As we have just seen, the disruption of the pandemics has made it necessary to adapt the schedule and the format of our conferences. But I want to emphasize that the organization of the Society has succeeded in making sure that this did not happen, in any essential way, with our publications. In summary: our organization has not been spared. It has been severely challenged by the irruption of the pandemics. Yet it has responded most effectively. Thanks are due to all the people that have made this possible. I cannot list all of them, but let me mention, as representatives of the collective: Professors Nancy Stokey (outgoing president), Bernard Cornet (secretary), Eddie Dekel (chair of the Fellowship Committee) and Nicholas Yannelis (editor of our two journals).

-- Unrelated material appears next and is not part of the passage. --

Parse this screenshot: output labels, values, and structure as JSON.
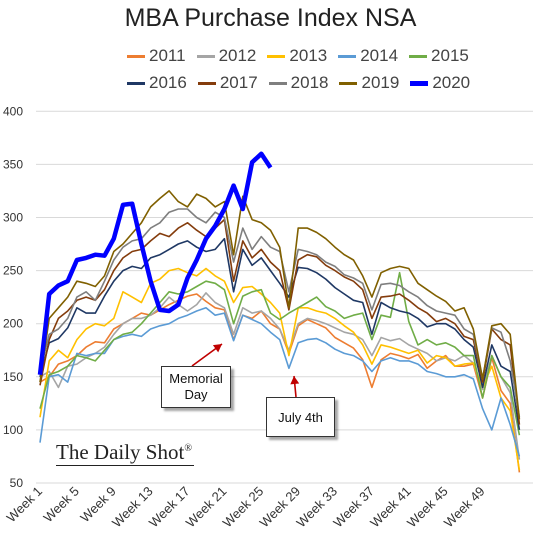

I will not list the many problems, perplexities, and puzzles that economic reality is piling upon economists, in general, and economic theorists in particular. It could not be an exhaustive list and, at any rate, even if it is largely coincidental among many of us, the ranking of importance for its entries will probably not be. But so much seems true: sometimes, theory is ahead of reality, but more often, as probably it is the case now, reality is ahead. Be as it may, there is much work for us, theorist, to carry out, be it in imagining the future or be it in understanding the present (or the past). Which brings me to my last operational point: please, remember that member participation – in nomination and voting – in the process of electing fellows is crucial. The image of the Society is, after all, the sum of the images of all of us. The names of the most recent cohort, corresponding to 2021 and formed by 42 outstanding scholars, can be found in our website.
I conclude by sending my warmest regards for the year 2022. Please, be careful and take care of yourselves.
Andreu Mas-Colell, Universitat Pompeu Fabra, 6 January 2022.